High School DnD Game
The Fallen God
I am Lance Kelron. God of chivalry, valor, virtue and hope. Never heard of me? I am not surprised. Only the highest worshipers of the Raven Queen know of my name and even they believe me legend. I was a powerful god. I had perfected the many martial arts used by fighters, warriors, and paladins and abilities of my own creation and used it to give power my loyal followers, the monks. The monks were a powerful people, men from all races under one banner, sworn to protect the innocent from those who seek to take advantage of the weak. They used perfection over their mental capabilities to gain perfection over their bodies. Now I am the last of a dying kind, the monks have lost faith in a god who has not existed since the first war with the demon prince. Who is to blame them when I failed with such predictability? I let myself believe in what I alone know not to be true. I let myself believe in the goodness of the sentient. I believed Orcus would fight fair, I believed that my honor could overpower his trickery, but worst of all, I believed in my father.
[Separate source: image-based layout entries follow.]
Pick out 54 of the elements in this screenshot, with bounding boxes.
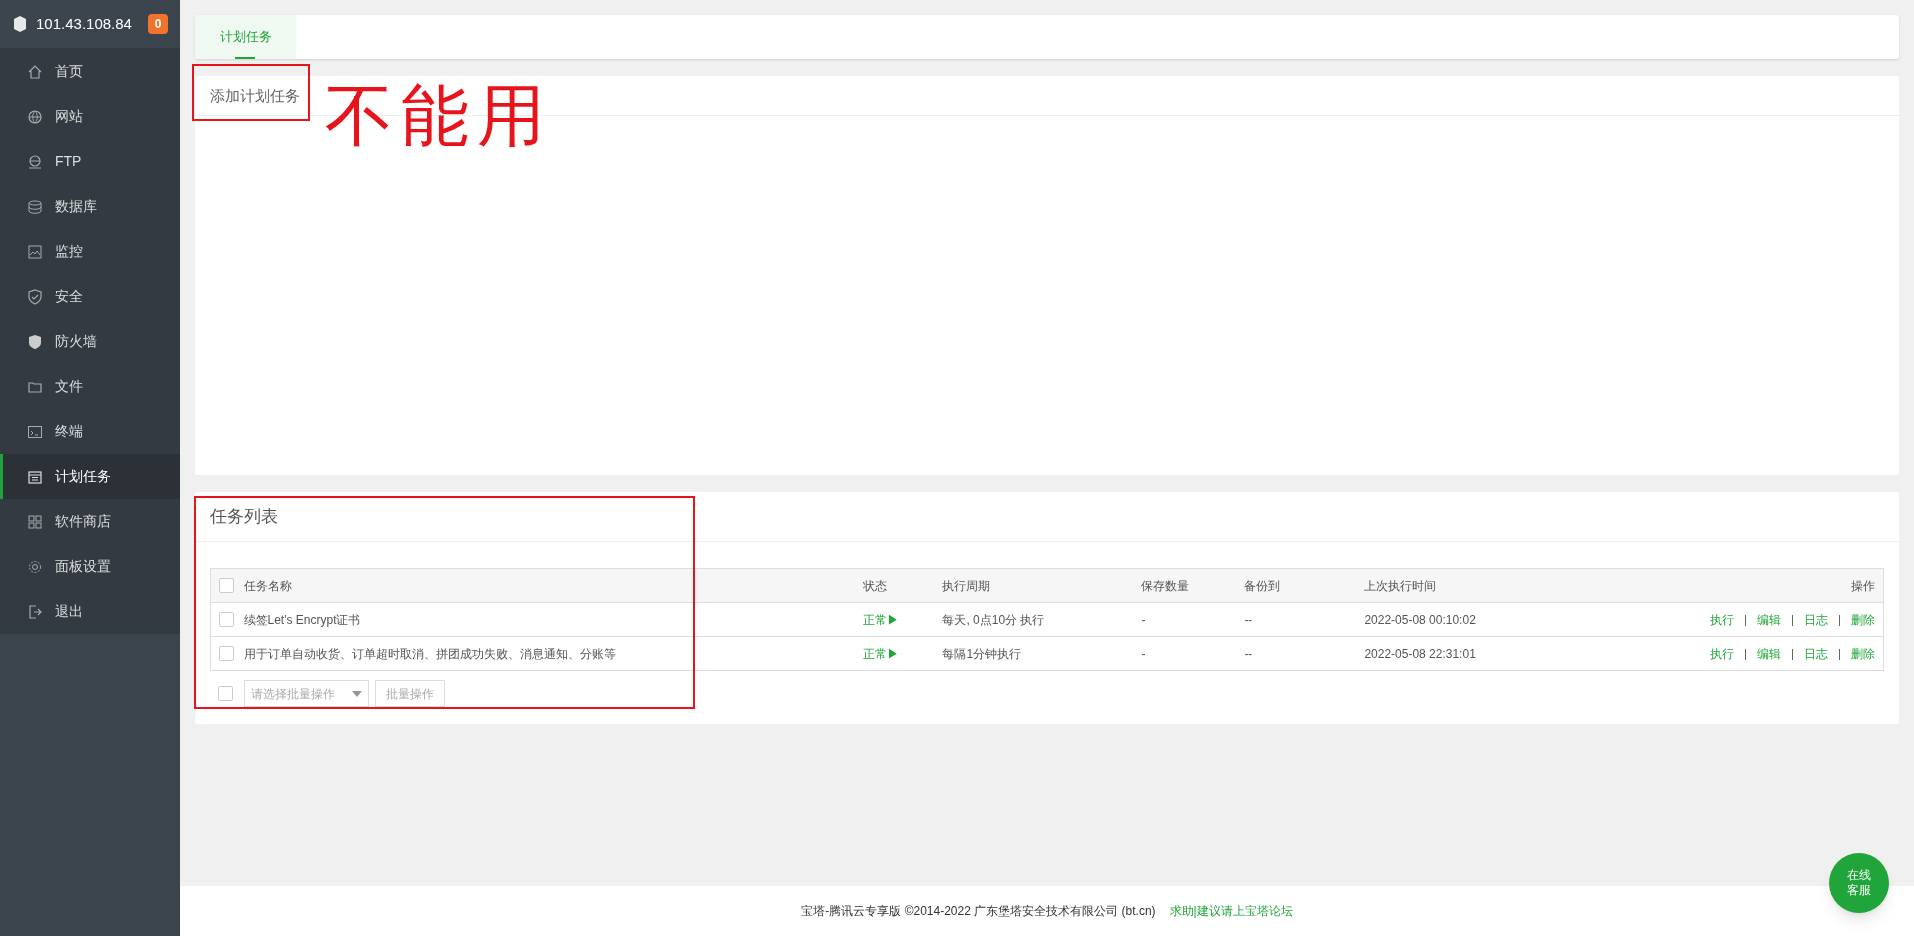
column-header: 保存数量 xyxy=(1141,578,1190,593)
shield-icon xyxy=(27,288,43,305)
sidebar-item[interactable]: 终端 xyxy=(0,409,180,454)
table-cell: - xyxy=(1141,612,1146,627)
checkbox[interactable] xyxy=(219,612,234,627)
sidebar-item[interactable]: 软件商店 xyxy=(0,499,180,544)
column-header: 任务名称 xyxy=(243,578,292,593)
task-name: 续签Let's Encrypt证书 xyxy=(243,612,361,627)
grid-icon xyxy=(27,513,43,530)
notification-badge: 0 xyxy=(148,14,168,34)
server-icon xyxy=(12,15,28,33)
column-header: 备份到 xyxy=(1244,578,1281,593)
sidebar-item[interactable]: 网站 xyxy=(0,94,180,139)
caret-icon xyxy=(352,690,362,697)
copyright-text: 宝塔-腾讯云专享版 ©2014-2022 广东堡塔安全技术有限公司 (bt.cn) xyxy=(801,903,1156,920)
sidebar-item[interactable]: 首页 xyxy=(0,49,180,94)
home-icon xyxy=(27,63,43,80)
logout-icon xyxy=(27,603,43,620)
shield-icon xyxy=(27,333,43,350)
chart-icon xyxy=(27,243,43,260)
table-cell: -- xyxy=(1244,646,1253,661)
column-header: 上次执行时间 xyxy=(1364,578,1437,593)
status-text: 正常▶ xyxy=(863,646,900,661)
sidebar-item[interactable]: 计划任务 xyxy=(0,454,180,499)
sidebar-item[interactable]: 监控 xyxy=(0,229,180,274)
column-header: 操作 xyxy=(1851,578,1875,593)
panel-title: 任务列表 xyxy=(210,505,278,528)
timestamp: 2022-05-08 22:31:01 xyxy=(1364,646,1476,661)
terminal-icon xyxy=(27,423,43,440)
sidebar-item[interactable]: FTP xyxy=(0,139,180,184)
table-cell: -- xyxy=(1244,612,1253,627)
checkbox[interactable] xyxy=(219,578,234,593)
database-icon xyxy=(27,198,43,215)
column-header: 状态 xyxy=(863,578,888,593)
checkbox[interactable] xyxy=(218,686,233,701)
sidebar-item[interactable]: 文件 xyxy=(0,364,180,409)
settings-icon xyxy=(27,558,43,575)
sidebar-item[interactable]: 面板设置 xyxy=(0,544,180,589)
sidebar-item[interactable]: 退出 xyxy=(0,589,180,634)
sidebar-item[interactable]: 防火墙 xyxy=(0,319,180,364)
status-text: 正常▶ xyxy=(863,612,900,627)
timestamp: 2022-05-08 00:10:02 xyxy=(1364,612,1476,627)
table-cell: - xyxy=(1141,646,1146,661)
checkbox[interactable] xyxy=(219,646,234,661)
calendar-icon xyxy=(27,468,43,485)
handwritten-note: 不能用 xyxy=(325,82,553,150)
column-header: 执行周期 xyxy=(942,578,991,593)
sidebar-item[interactable]: 数据库 xyxy=(0,184,180,229)
panel-title: 添加计划任务 xyxy=(210,85,300,106)
cycle-text: 每隔1分钟执行 xyxy=(942,646,1022,661)
sidebar-item[interactable]: 安全 xyxy=(0,274,180,319)
cycle-text: 每天, 0点10分 执行 xyxy=(942,612,1045,627)
task-name: 用于订单自动收货、订单超时取消、拼团成功失败、消息通知、分账等 xyxy=(243,646,616,661)
server-address: 101.43.108.84 xyxy=(36,13,133,34)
Bahamut, the just. Bahamut, the fair. Bahamut, the father who would never take ownership of his own birth. Bahamut, the god who let his son grow up in the darkness of the Raven Queen’s lair. Bahamut, the father who cast the deciding vote to send his son to certain death. All because he could not face to bring judgement upon himself. How could I be his son? How could the god of law and honor be the father to the Raven Queen’s son? He could never accept his only son coming from the womb of the harbinger of death. He disowned me. Cast me out to be raised in total darkness. I love my mother. She was always there for me. But my father. He saw his chance to rid himself of his one short coming and he took it.
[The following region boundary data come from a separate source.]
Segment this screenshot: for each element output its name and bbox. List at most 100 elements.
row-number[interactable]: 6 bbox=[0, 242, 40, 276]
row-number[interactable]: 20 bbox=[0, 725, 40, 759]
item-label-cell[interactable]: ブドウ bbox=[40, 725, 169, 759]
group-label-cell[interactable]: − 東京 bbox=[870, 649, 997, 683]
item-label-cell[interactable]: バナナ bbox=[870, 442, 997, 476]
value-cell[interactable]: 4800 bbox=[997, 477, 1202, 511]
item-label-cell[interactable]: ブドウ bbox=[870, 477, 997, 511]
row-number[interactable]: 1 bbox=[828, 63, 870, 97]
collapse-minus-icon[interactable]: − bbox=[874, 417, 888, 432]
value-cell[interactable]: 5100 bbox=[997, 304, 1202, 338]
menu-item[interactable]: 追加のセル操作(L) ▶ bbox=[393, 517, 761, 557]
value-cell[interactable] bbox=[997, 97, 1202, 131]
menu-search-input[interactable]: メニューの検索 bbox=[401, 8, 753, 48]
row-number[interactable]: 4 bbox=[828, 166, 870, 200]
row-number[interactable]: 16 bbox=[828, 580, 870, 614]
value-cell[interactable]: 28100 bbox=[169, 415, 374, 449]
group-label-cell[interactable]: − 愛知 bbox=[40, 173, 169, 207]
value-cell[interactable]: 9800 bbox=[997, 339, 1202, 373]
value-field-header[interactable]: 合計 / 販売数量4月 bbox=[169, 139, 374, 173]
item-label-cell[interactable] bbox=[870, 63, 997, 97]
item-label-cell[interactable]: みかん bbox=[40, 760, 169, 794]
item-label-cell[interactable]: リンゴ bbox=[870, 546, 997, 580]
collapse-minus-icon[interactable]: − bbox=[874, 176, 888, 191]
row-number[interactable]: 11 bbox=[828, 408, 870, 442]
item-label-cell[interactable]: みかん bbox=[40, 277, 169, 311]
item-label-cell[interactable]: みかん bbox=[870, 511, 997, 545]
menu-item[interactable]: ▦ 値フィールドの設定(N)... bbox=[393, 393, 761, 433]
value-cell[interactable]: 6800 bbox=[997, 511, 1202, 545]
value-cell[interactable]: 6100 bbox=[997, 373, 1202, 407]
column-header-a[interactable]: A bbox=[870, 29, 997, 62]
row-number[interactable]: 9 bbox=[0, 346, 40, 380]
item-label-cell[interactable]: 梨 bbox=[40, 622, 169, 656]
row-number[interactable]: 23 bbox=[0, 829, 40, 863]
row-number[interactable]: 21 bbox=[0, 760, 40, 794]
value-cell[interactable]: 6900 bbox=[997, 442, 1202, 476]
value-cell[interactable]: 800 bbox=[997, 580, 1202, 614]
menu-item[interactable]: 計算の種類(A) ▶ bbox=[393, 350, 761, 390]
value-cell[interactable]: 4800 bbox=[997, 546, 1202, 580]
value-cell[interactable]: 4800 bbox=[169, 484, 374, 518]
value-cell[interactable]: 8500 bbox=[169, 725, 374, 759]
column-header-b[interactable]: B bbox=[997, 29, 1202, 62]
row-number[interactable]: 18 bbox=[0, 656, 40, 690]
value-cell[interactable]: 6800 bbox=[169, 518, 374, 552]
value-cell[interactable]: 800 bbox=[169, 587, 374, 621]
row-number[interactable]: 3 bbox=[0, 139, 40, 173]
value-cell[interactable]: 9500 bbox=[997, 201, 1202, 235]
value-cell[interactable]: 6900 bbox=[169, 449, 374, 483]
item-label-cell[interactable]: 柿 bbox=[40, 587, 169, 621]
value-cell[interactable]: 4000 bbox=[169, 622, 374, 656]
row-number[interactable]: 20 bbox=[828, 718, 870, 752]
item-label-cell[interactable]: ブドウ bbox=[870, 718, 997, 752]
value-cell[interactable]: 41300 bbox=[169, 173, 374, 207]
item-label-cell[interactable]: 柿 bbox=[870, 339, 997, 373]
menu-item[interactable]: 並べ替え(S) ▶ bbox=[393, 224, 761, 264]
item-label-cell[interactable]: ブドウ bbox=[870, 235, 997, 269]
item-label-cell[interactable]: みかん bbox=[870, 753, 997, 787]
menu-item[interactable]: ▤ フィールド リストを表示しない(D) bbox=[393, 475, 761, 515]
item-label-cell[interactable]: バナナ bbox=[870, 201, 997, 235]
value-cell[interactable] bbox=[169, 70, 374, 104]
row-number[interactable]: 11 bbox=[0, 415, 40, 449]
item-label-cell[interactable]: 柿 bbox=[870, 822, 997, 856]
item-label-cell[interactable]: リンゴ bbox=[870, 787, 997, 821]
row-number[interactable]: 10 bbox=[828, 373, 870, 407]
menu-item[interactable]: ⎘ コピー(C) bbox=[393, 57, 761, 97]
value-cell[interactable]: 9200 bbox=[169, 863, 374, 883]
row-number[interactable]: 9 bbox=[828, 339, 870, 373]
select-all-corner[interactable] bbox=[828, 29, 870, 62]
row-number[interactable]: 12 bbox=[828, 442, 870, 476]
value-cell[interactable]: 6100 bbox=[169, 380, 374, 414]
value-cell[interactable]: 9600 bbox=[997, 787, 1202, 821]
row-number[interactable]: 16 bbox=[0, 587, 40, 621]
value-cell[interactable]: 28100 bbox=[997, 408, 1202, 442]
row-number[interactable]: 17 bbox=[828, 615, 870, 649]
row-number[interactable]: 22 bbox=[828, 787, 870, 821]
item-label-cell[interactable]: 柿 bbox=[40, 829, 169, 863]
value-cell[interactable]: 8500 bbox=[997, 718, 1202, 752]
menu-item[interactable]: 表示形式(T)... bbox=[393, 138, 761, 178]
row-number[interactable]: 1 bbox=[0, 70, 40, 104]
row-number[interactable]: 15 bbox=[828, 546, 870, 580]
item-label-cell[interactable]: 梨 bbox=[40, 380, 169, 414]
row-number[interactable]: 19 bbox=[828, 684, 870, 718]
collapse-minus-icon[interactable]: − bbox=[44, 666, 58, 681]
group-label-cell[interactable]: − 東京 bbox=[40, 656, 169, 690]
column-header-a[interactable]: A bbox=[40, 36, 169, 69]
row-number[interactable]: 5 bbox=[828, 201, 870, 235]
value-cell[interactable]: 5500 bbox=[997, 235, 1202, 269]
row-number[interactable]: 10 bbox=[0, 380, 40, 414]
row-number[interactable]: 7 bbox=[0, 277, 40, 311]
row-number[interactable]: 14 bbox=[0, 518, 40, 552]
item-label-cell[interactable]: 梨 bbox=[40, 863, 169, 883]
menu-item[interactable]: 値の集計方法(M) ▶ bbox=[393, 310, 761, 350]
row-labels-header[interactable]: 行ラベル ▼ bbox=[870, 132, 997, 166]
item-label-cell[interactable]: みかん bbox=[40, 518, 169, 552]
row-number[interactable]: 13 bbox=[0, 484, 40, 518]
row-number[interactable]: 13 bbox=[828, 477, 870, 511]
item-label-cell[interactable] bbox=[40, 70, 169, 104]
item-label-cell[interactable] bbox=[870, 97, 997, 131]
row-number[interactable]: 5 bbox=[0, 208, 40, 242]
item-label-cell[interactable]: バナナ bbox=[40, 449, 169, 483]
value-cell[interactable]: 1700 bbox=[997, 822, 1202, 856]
As Orcus marched his legions of demons for a forward assault on the heavens, the cowardly gods bickered and debated over what was to be done about this threat. I volunteered to take an army against Orcus. I plead to my fellow gods, “Let me redirect these defilers straight back to the hell hole from which they came. All I ask is that you send me and my monks your best men to aid me in battle.” As I had already surmised, the council would have to take a vote on that. While many gods saw the truth and good in my intentions, others saw it as a direct attempt to undermine their power. No god has ever lead an army that consisted more than his own followers. I knew it would come down to the last vote. I knew that vote would belong to my father, the epitome of fairness. I had hoped that he would have made the just choice. He was the deciding vote that sealed my doom. He said that I alone must face Orcus with the army I could muster. I accepted and exited the council room immediately. My monks and I fought valiantly. I alone had slain 100,000 demons. I was worn down. I challenged Orcus to a one on one duel.
I had him beat. As I stuck my spear to his neck, one of his followers stabbed me in the back causing me to bleed. I crumbled to the ground writhing in pain. Orcus laughed as he brought his axe down upon my head. But as he did I jabbed him in the heart with my spear. He lay dying next to me. The rest is hazy. I remember pain and agony. Real pain. Real agony. Not the kind gods feel but rather what mortals feel. His priests drained me of my power to give to Orcus to keep him alive. A weapon bond. His wand holds my skull as my power keeping him alive but my pike holds a part of his soul as well. Neither of us can return to full strength until the other is dead. Unfortunately for Orcus he is not a god. He cannot kill me until he has return to near full strength. We are destined to fight one another again. The first war with the demon prince has ended, but I fear that second has only just begun.